Enjolras snorts. Maybe it sounds different underwater, but on the surface it's kind of a bubbly squeaky sound, and Grantaire finds it impossibly adorable. "Of course not. Dolphins are terrible, as a rule, but it doesn't mean they should be forced to suffer painful deaths."
"What about the salmon? I mean, you do realize that they die, right?"
"They're fish, not mammals. There's a whole--it's different."
"You're half-fish."
"No, I am not."
"You have scales."
He gives an irritated wave of his hand. "There are superficial similarities, yes, but the musculature of the tail is more akin to dolphins, and we're definitely mammalian. We're warm-blooded, first of all, and even our reproductive systems resemble huma--" He breaks off, and suddenly his face is nearly as red as his tail.
"Really," Grantaire says, grinning. "Fascinating."
He folds his arms across his chest, and Grantaire notes with rising hysteria that the merling has really nice arms. A swimmer's physique, of course.
"Are you going to make your nets dolphin-safe?" Enjolras asks.
"On the advice of a hallucinatory merling? Doubtful."
"I'm not a hallucination."
"Which is exactly what all my other hallucinations say."
He frowns.
"That was a joke. Mostly. Anyway, have you considered that using pingers on your nets basically chases dolphins away from their natural habitat--and the most plentiful food sources?"
"I accept that the standard methods are far from ideal, but they're infinitely preferable to dead dolphins."
"No argument there."
"So you'll fix the nets?"
"Sure, fine. If it'll stop the Mermaid Mafia from coming after me, leaving headless tuna in my bed, or whatever. Though I'd like to see you get into my bed, what with the, you know..." It's Grantaire's turn to stop short, abruptly realizing that he had practically just propositioned a mythical being.
"We wouldn’t do that, even if we could.
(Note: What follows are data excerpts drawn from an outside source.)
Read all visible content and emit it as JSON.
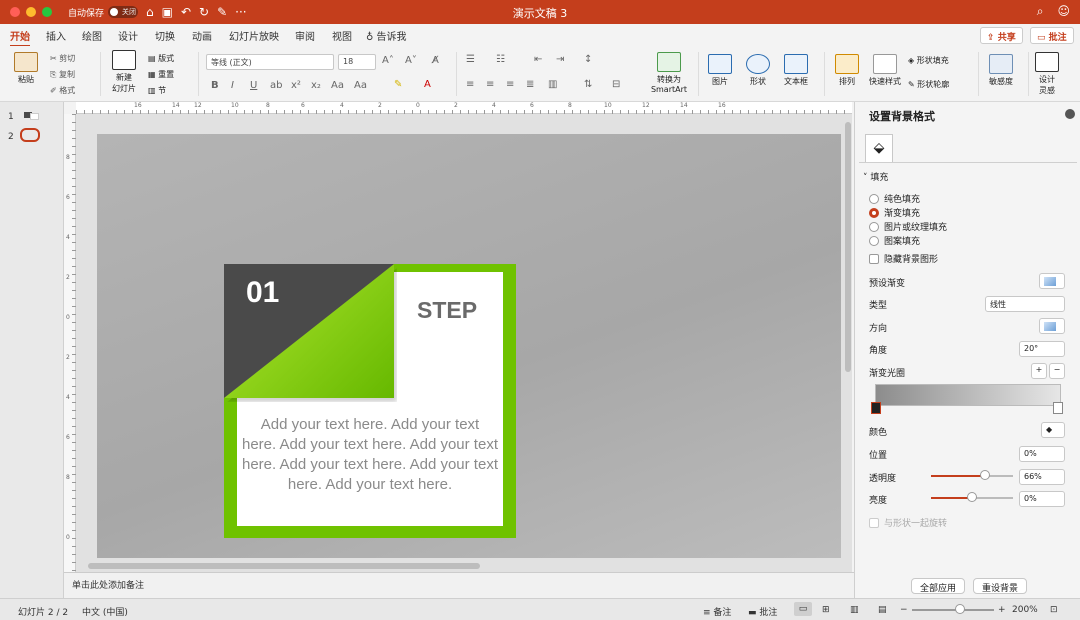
{
  "titlebar": {
    "autosave_label": "自动保存",
    "autosave_state": "关闭",
    "title": "演示文稿 3"
  },
  "tabs": [
    {
      "label": "开始",
      "active": true
    },
    {
      "label": "插入"
    },
    {
      "label": "绘图"
    },
    {
      "label": "设计"
    },
    {
      "label": "切换"
    },
    {
      "label": "动画"
    },
    {
      "label": "幻灯片放映"
    },
    {
      "label": "审阅"
    },
    {
      "label": "视图"
    },
    {
      "label": "告诉我"
    }
  ],
  "share": {
    "share_label": "共享",
    "comment_label": "批注"
  },
  "ribbon": {
    "paste": "粘贴",
    "cut": "剪切",
    "copy": "复制",
    "format": "格式",
    "new_slide_1": "新建",
    "new_slide_2": "幻灯片",
    "layout": "版式",
    "reset": "重置",
    "section": "节",
    "font_name": "等线 (正文)",
    "font_size": "18",
    "smartart_1": "转换为",
    "smartart_2": "SmartArt",
    "picture": "图片",
    "shape": "形状",
    "textbox": "文本框",
    "arrange": "排列",
    "quick_styles": "快速样式",
    "shape_fill": "形状填充",
    "shape_outline": "形状轮廓",
    "sensitivity": "敏感度",
    "designer_1": "设计",
    "designer_2": "灵感"
  },
  "thumbnails": [
    "1",
    "2"
  ],
  "slide": {
    "number": "01",
    "step": "STEP",
    "body": "Add your text here. Add your text here. Add your text here. Add your text here. Add your text here. Add your text here. Add your text here."
  },
  "notes_placeholder": "单击此处添加备注",
  "format_pane": {
    "title": "设置背景格式",
    "section": "填充",
    "fill_options": [
      {
        "label": "纯色填充",
        "selected": false
      },
      {
        "label": "渐变填充",
        "selected": true
      },
      {
        "label": "图片或纹理填充",
        "selected": false
      },
      {
        "label": "图案填充",
        "selected": false
      }
    ],
    "hide_graphics": "隐藏背景图形",
    "preset_label": "预设渐变",
    "type_label": "类型",
    "type_value": "线性",
    "direction_label": "方向",
    "angle_label": "角度",
    "angle_value": "20°",
    "stops_label": "渐变光圈",
    "color_label": "颜色",
    "position_label": "位置",
    "position_value": "0%",
    "transparency_label": "透明度",
    "transparency_value": "66%",
    "transparency_level": 0.66,
    "brightness_label": "亮度",
    "brightness_value": "0%",
    "brightness_level": 0.5,
    "rotate_with_shape": "与形状一起旋转",
    "apply_all": "全部应用",
    "reset_bg": "重设背景"
  },
  "status": {
    "slide_info": "幻灯片 2 / 2",
    "language": "中文 (中国)",
    "notes": "备注",
    "comments": "批注",
    "zoom": "200%"
  },
  "colors": {
    "accent": "#c43e1c",
    "card_green": "#6fc200",
    "dark_block": "#4a4a4a"
  }
}
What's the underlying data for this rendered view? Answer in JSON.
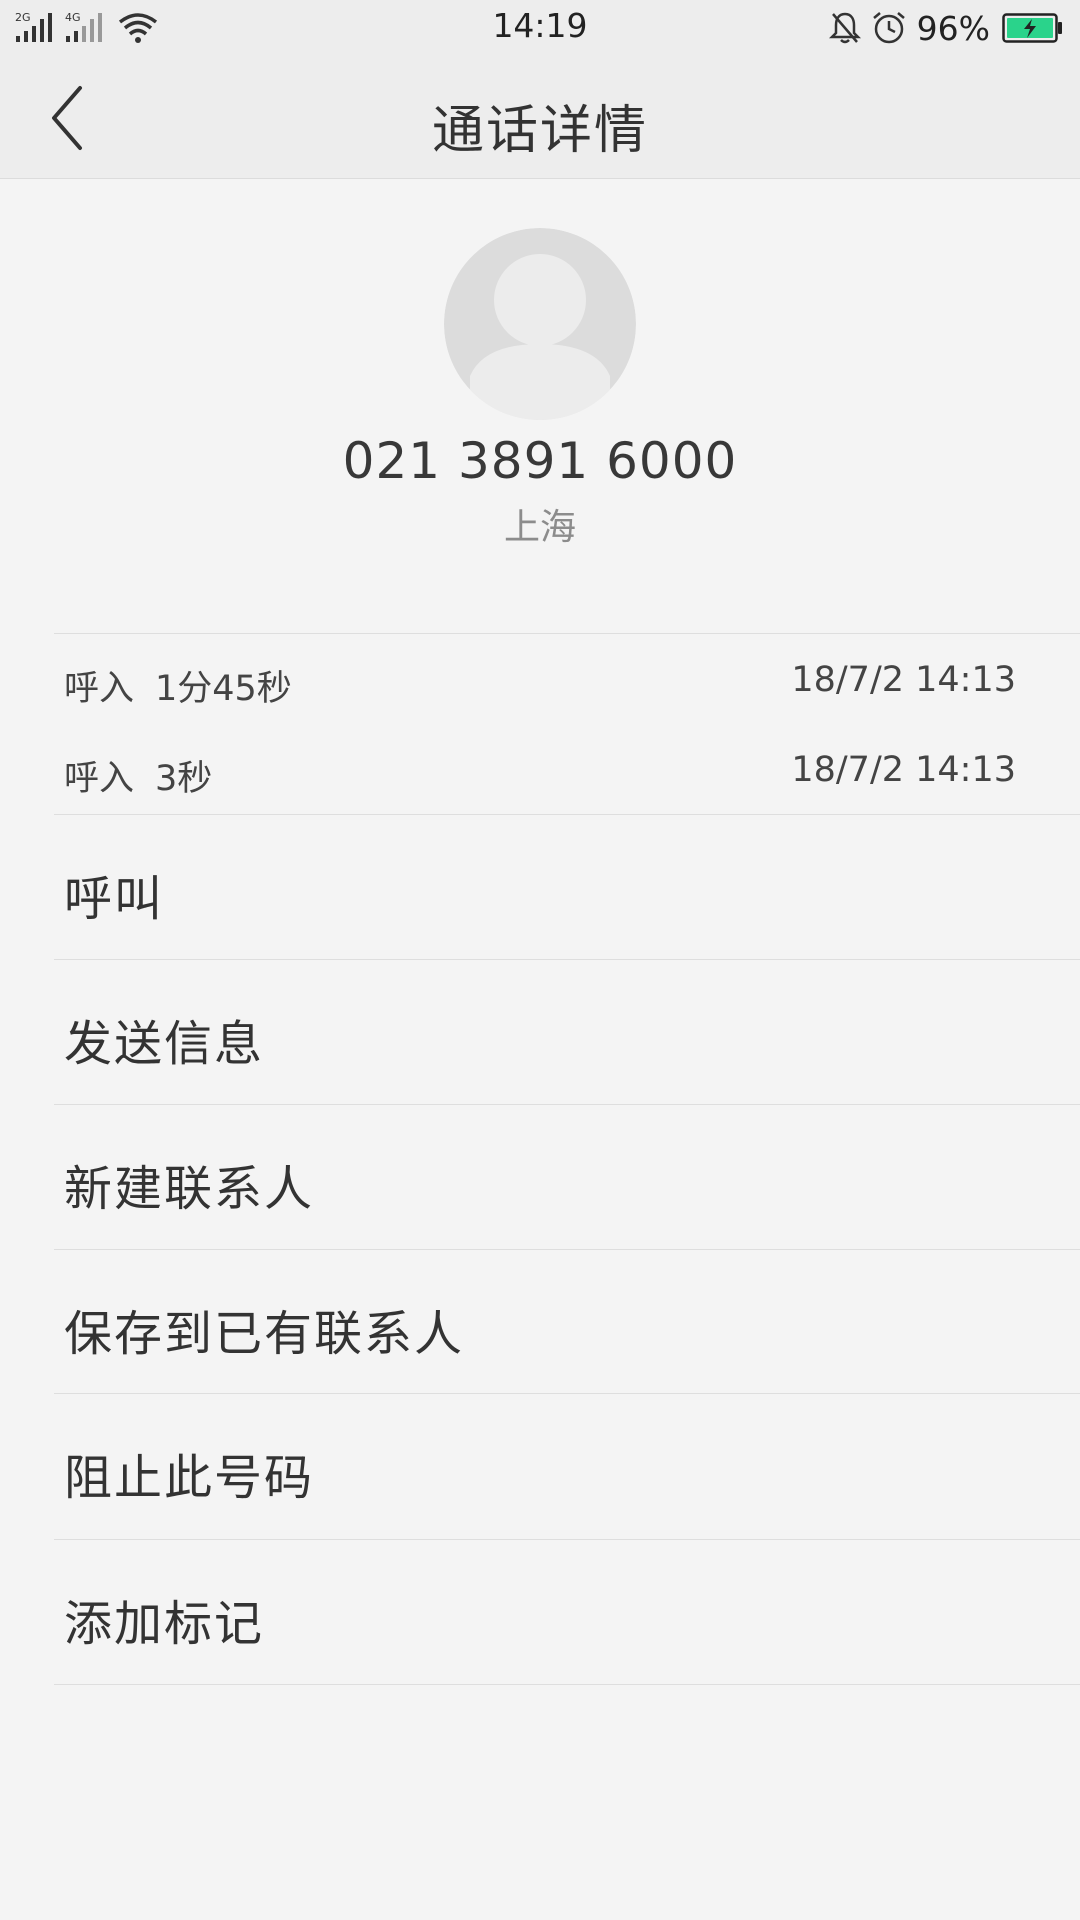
{
  "status_bar": {
    "signal1_label": "2G",
    "signal2_label": "4G",
    "time": "14:19",
    "battery_percent": "96%",
    "battery_color": "#2ad38b",
    "icons": [
      "signal-icon",
      "wifi-icon",
      "bell-muted-icon",
      "alarm-icon",
      "battery-charging-icon"
    ]
  },
  "header": {
    "title": "通话详情",
    "back_icon": "chevron-left-icon"
  },
  "contact": {
    "number": "021 3891 6000",
    "location": "上海"
  },
  "call_log": [
    {
      "type": "呼入",
      "duration": "1分45秒",
      "datetime": "18/7/2 14:13"
    },
    {
      "type": "呼入",
      "duration": "3秒",
      "datetime": "18/7/2 14:13"
    }
  ],
  "actions": [
    {
      "label": "呼叫"
    },
    {
      "label": "发送信息"
    },
    {
      "label": "新建联系人"
    },
    {
      "label": "保存到已有联系人"
    },
    {
      "label": "阻止此号码"
    },
    {
      "label": "添加标记"
    }
  ]
}
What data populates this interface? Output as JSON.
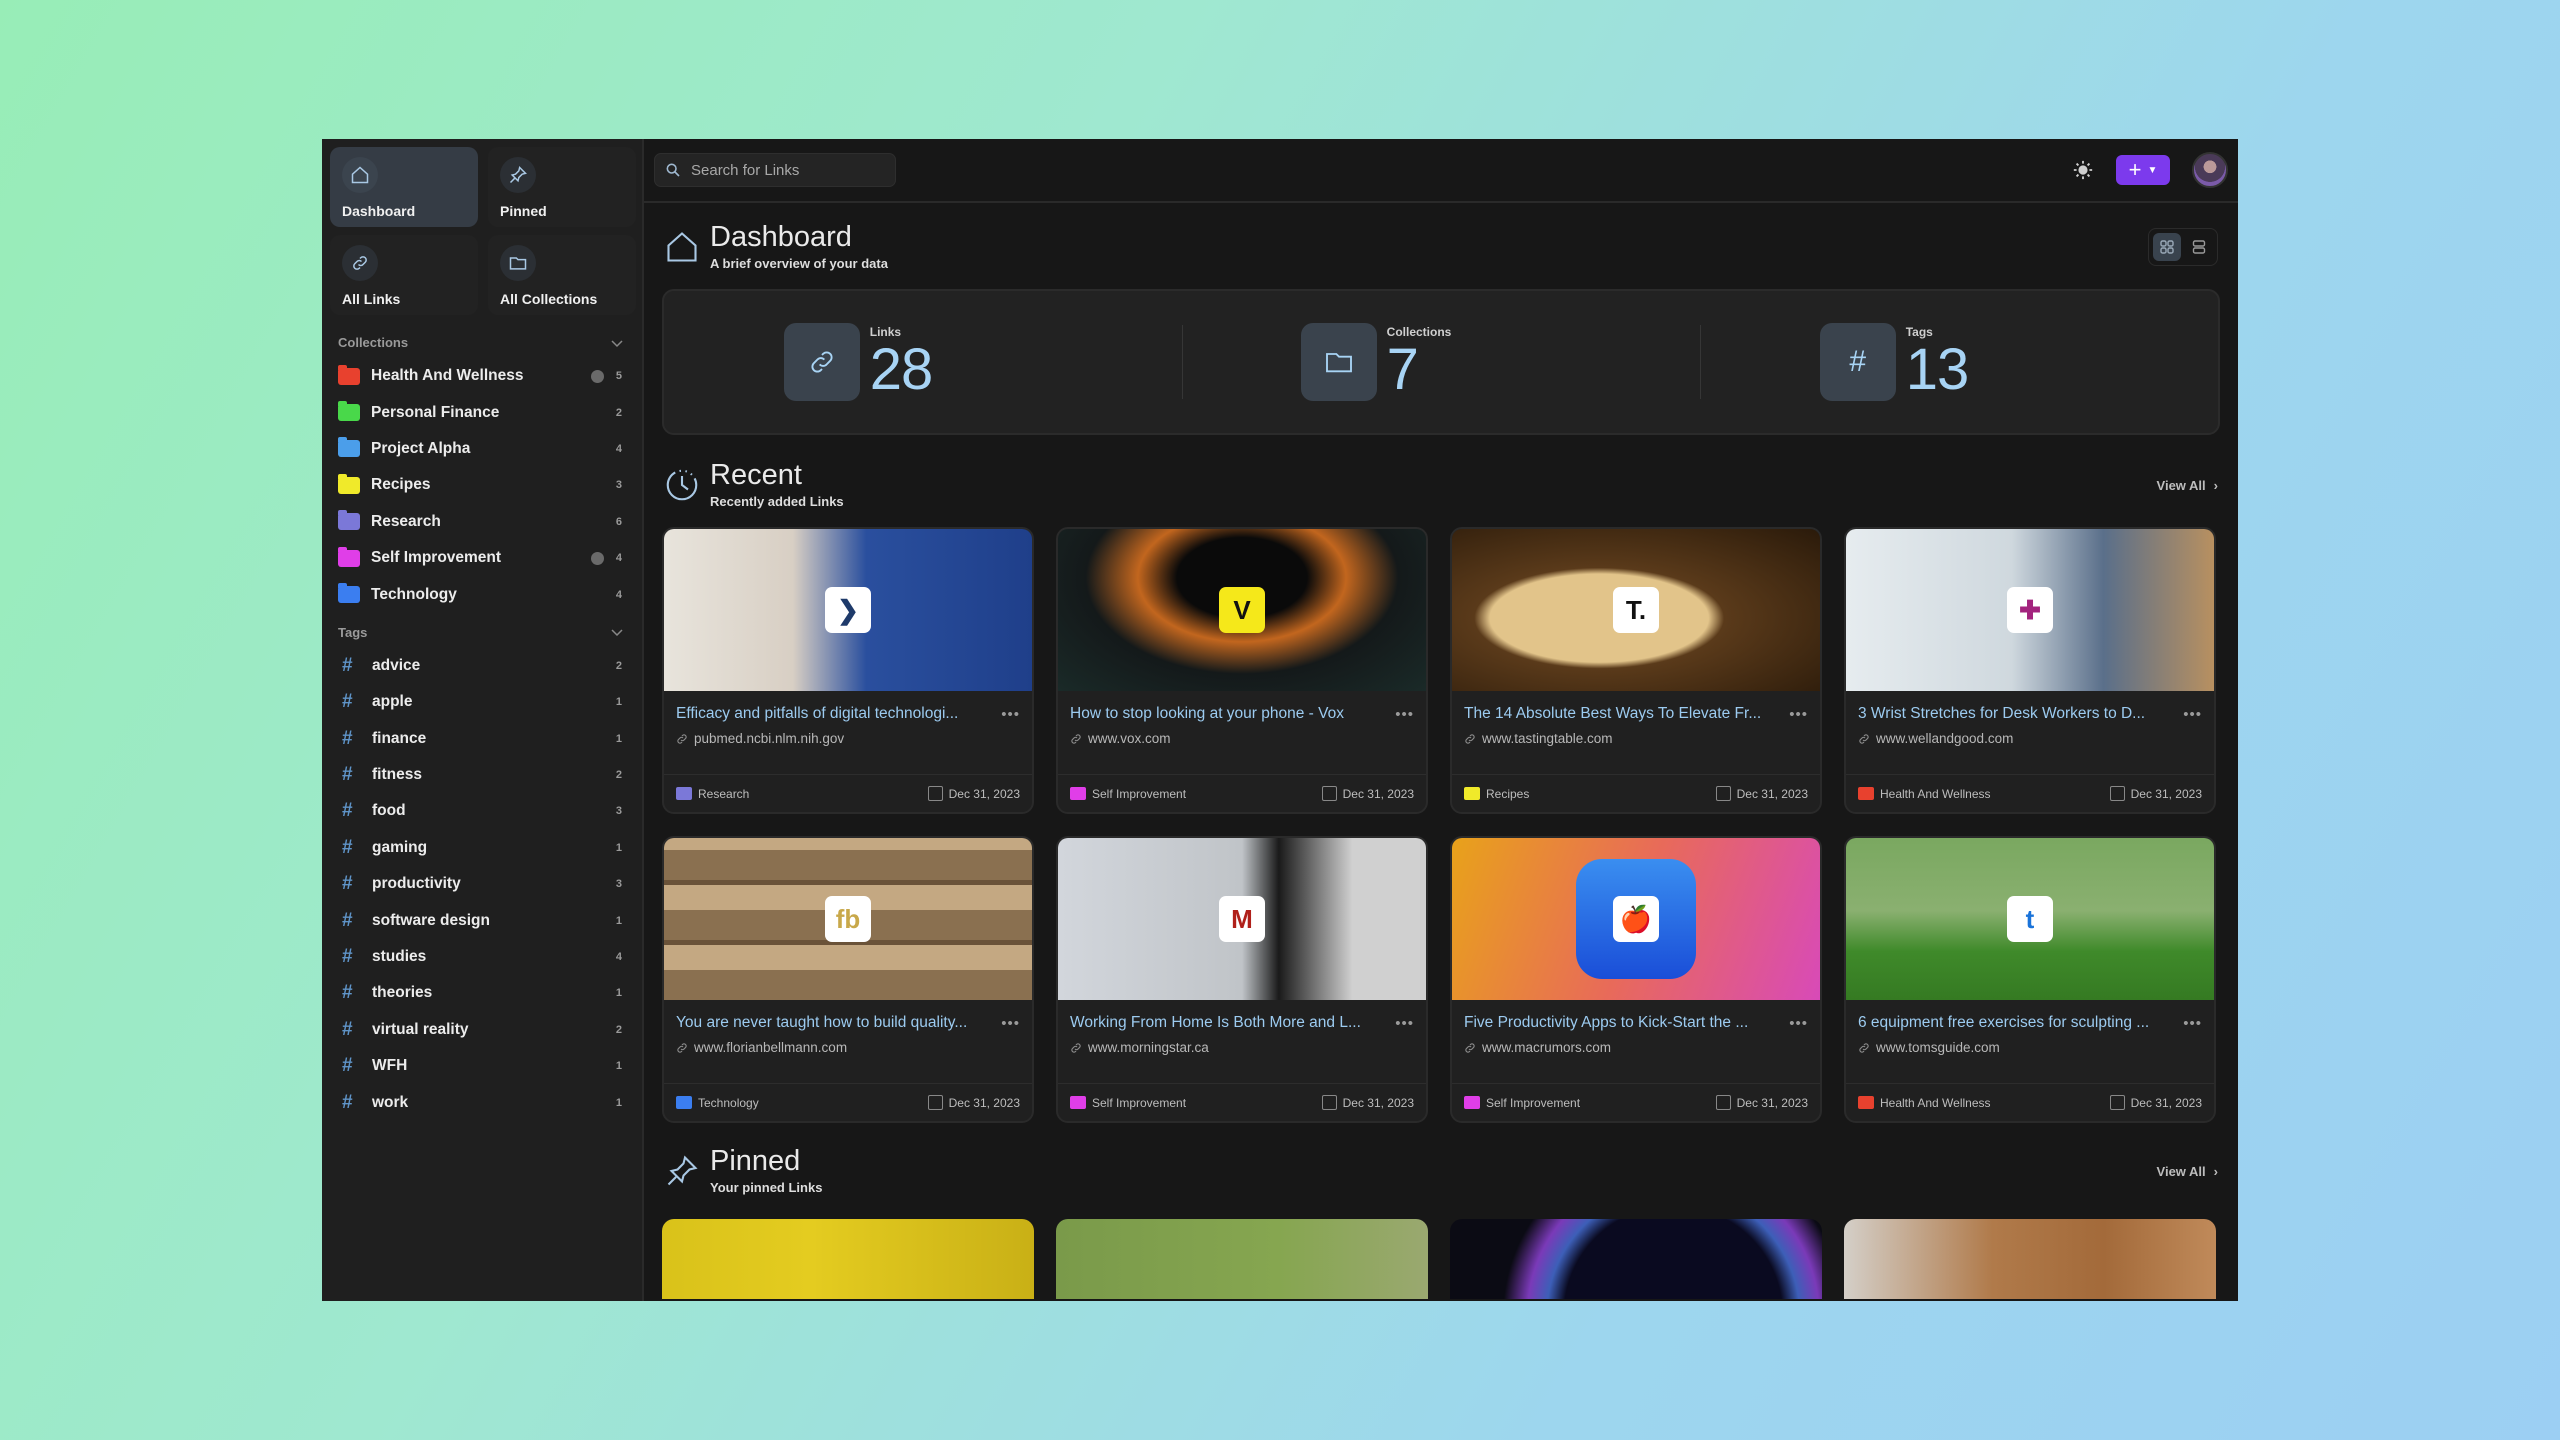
{
  "sidebar": {
    "nav": [
      {
        "label": "Dashboard",
        "icon": "home-icon",
        "active": true
      },
      {
        "label": "Pinned",
        "icon": "pin-icon",
        "active": false
      },
      {
        "label": "All Links",
        "icon": "link-icon",
        "active": false
      },
      {
        "label": "All Collections",
        "icon": "folder-icon",
        "active": false
      }
    ],
    "collections_header": "Collections",
    "collections": [
      {
        "name": "Health And Wellness",
        "count": "5",
        "color": "#e8412e",
        "public": true
      },
      {
        "name": "Personal Finance",
        "count": "2",
        "color": "#49d84a",
        "public": false
      },
      {
        "name": "Project Alpha",
        "count": "4",
        "color": "#4b9eea",
        "public": false
      },
      {
        "name": "Recipes",
        "count": "3",
        "color": "#f0ea2a",
        "public": false
      },
      {
        "name": "Research",
        "count": "6",
        "color": "#7b78d8",
        "public": false
      },
      {
        "name": "Self Improvement",
        "count": "4",
        "color": "#e03ee8",
        "public": true
      },
      {
        "name": "Technology",
        "count": "4",
        "color": "#3b7ef0",
        "public": false
      }
    ],
    "tags_header": "Tags",
    "tags": [
      {
        "name": "advice",
        "count": "2"
      },
      {
        "name": "apple",
        "count": "1"
      },
      {
        "name": "finance",
        "count": "1"
      },
      {
        "name": "fitness",
        "count": "2"
      },
      {
        "name": "food",
        "count": "3"
      },
      {
        "name": "gaming",
        "count": "1"
      },
      {
        "name": "productivity",
        "count": "3"
      },
      {
        "name": "software design",
        "count": "1"
      },
      {
        "name": "studies",
        "count": "4"
      },
      {
        "name": "theories",
        "count": "1"
      },
      {
        "name": "virtual reality",
        "count": "2"
      },
      {
        "name": "WFH",
        "count": "1"
      },
      {
        "name": "work",
        "count": "1"
      }
    ]
  },
  "topbar": {
    "search_placeholder": "Search for Links",
    "theme_icon": "sun-icon",
    "add_button_label": "+",
    "accent": "#7c3aed"
  },
  "dashboard": {
    "title": "Dashboard",
    "subtitle": "A brief overview of your data",
    "stats": [
      {
        "label": "Links",
        "value": "28",
        "icon": "link-icon"
      },
      {
        "label": "Collections",
        "value": "7",
        "icon": "folder-icon"
      },
      {
        "label": "Tags",
        "value": "13",
        "icon": "hash-icon"
      }
    ]
  },
  "recent": {
    "title": "Recent",
    "subtitle": "Recently added Links",
    "view_all": "View All",
    "links": [
      {
        "title": "Efficacy and pitfalls of digital technologi...",
        "url": "pubmed.ncbi.nlm.nih.gov",
        "collection": "Research",
        "collection_color": "#7b78d8",
        "date": "Dec 31, 2023",
        "favicon": "❯",
        "favicon_color": "#1e3a6a"
      },
      {
        "title": "How to stop looking at your phone - Vox",
        "url": "www.vox.com",
        "collection": "Self Improvement",
        "collection_color": "#e03ee8",
        "date": "Dec 31, 2023",
        "favicon": "V",
        "favicon_color": "#111"
      },
      {
        "title": "The 14 Absolute Best Ways To Elevate Fr...",
        "url": "www.tastingtable.com",
        "collection": "Recipes",
        "collection_color": "#f0ea2a",
        "date": "Dec 31, 2023",
        "favicon": "T.",
        "favicon_color": "#111"
      },
      {
        "title": "3 Wrist Stretches for Desk Workers to D...",
        "url": "www.wellandgood.com",
        "collection": "Health And Wellness",
        "collection_color": "#e8412e",
        "date": "Dec 31, 2023",
        "favicon": "✚",
        "favicon_color": "#a3237e"
      },
      {
        "title": "You are never taught how to build quality...",
        "url": "www.florianbellmann.com",
        "collection": "Technology",
        "collection_color": "#3b7ef0",
        "date": "Dec 31, 2023",
        "favicon": "fb",
        "favicon_color": "#c8a84a"
      },
      {
        "title": "Working From Home Is Both More and L...",
        "url": "www.morningstar.ca",
        "collection": "Self Improvement",
        "collection_color": "#e03ee8",
        "date": "Dec 31, 2023",
        "favicon": "M",
        "favicon_color": "#b0201a"
      },
      {
        "title": "Five Productivity Apps to Kick-Start the ...",
        "url": "www.macrumors.com",
        "collection": "Self Improvement",
        "collection_color": "#e03ee8",
        "date": "Dec 31, 2023",
        "favicon": "🍎",
        "favicon_color": "#c22"
      },
      {
        "title": "6 equipment free exercises for sculpting ...",
        "url": "www.tomsguide.com",
        "collection": "Health And Wellness",
        "collection_color": "#e8412e",
        "date": "Dec 31, 2023",
        "favicon": "t",
        "favicon_color": "#1a73d9"
      }
    ]
  },
  "pinned": {
    "title": "Pinned",
    "subtitle": "Your pinned Links",
    "view_all": "View All"
  }
}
Tuna populations are in a dangerous decline, and anyway--we're not supposed to make ourselves known to humans at all."
"Yeah, I can understand the risk involved. What if I had decided that there was more profit in capturing a live merling than in salmon fishing?"
Enjolras produces a knife from--somewhere? Maybe he has pockets in his tail. The blade is black and translucent, and looks sharp enough to cut Grantaire's shadow from his heels.
"Obsidian," he says at last. "Nice."
"I'm glad I didn't have to use it. I didn't think you were that sort, but you can never be quite sure."
"What do you mean, you didn't think I was that sort? Have you been watching me?"
Enjolras just smiles, and the knife disappears behind his back. He hoists himself up over the rail, red scales sparkling in the sunlight. "It was a pleasure to meet you, Grantaire."
"Yeah, sure. You too."
And just like that, Enjolras is gone, over the side without the slightest splash to mark his dive. Grantaire hauls in the rest of the nets on autopilot and heads back to shore.
As soon as he docks the boat, he's going to drink until he can convince himself that this conversation never happened.